Besides explaining the Volador ritual, for me this interpretation for the first time made a kind of sense out of the otherwise baffling central idea of Christian theology: that Christ offered himself as a sacrifice to atone for the sins of humanity. But it also raised new questions, which I am still struggling to answer. How could a theology born in the Levant possibly "resolve" a mythic dilemma halfway around the world? Discarding the Mormon fantasy of a lost tribe, the answer must surely lie in a broader conception of the role of human sacrifice in the development of human societies. Why was human sacrifice so widespread, and why does it seem to occur in early agricultural societies?


It should be obvious that making this film changed my life. My Quaker faith had been put into practice in a completely unexpected way, and it had worked in a way I would not have imagined possible.


It seemed I had become a vehicle through which the Light had chosen to work, and that by using all my faculties in obedience to the leadings I had made something that would never, ever, have been made by applying my conscious mind. Indeed, I realized that if I had come armed either with a pre-conceived Christian theology, or with a hypothesis based on an anthropological research model, I would not have been able to be open to what the ritual actually meant. It was by coming without preconceptions, in obedience to a leading, that I was able to make The Tree of Life. I have called this process "Zen film-making" because that makes more sense to people. But really it's just good old basic Quakerism.

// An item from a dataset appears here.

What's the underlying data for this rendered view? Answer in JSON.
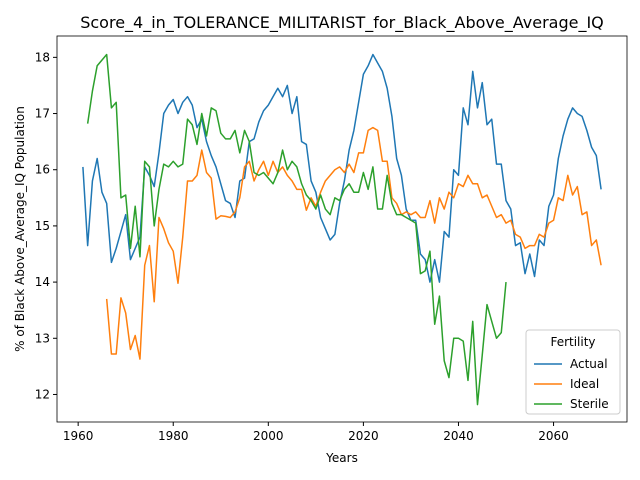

Making the film has not only defined the way I approach film-making, but has refocused my life. My involvement with Mexico continues, with Mexican Indians in general, and with Huehuetla and the family of my compadre. I have made five films so far on Mexican Indians, and have worked on another about Peruvian Indians. And there are more in the works. I'm putting one Nahua girl through nursing school in Mexico, and am working on bringing my Totonac godchildren to study in the US. In Mexico I currently live in Tepoztlan, an indigenous community which has managed to keep most of its lands - and I'm renting from an indigenous family.


Although I did not realize it at first, it is becoming apparent that moving to Tepoztlan is another step on the same leading that started with The Tree of Life. The inhabitants of Tepoztlan pay homage to El Tepozteco, a Christlike hero and sometime god, son of Quetzalcoatl and a virgin. Currently, I am making a film about his legend and its meaning today. Recounting how this came about will have to wait for another installment.


Bibliography

Chenaut, Victoria Aquellos que Vuelan, Centro de Investigaciones y Estudios Superiores en Antropologia Social, Mexico 1995 .

Clavijero, Francisco Javier Historia Antigua de Mexico, Imprenta de Lara, Mexico 1884.

de Sahagun, Fray Bernardino Historia General de las Cosas de Nueva Espana (Codice Florentino), Consejo Nacional de Cultura, Mexico, 2000.

Ichon, Alain La Religion de los Totonacas de la Sierra, Instituto Nacional Indigenista, Mexico 1990.

Kintana, Angel Maria Garibay Poesia Nahuatl, Vols I -III, Universidad Nacional Autonoma de Mexico, Mexico 1964.

Seler, Eduard; E. Forstemann; Paul Schellhas. Mexican and Central American Antiquities, Calendar Systems, and History.Washington, DC: Government Printing Office, 1975 (Reprint of 1909 edition.)Seler, Eduard. Collected Works in Mesoamerican Linguistics and Archaeology. Six volumes, Labyrinthos, Culver City, Calif 1990-1998.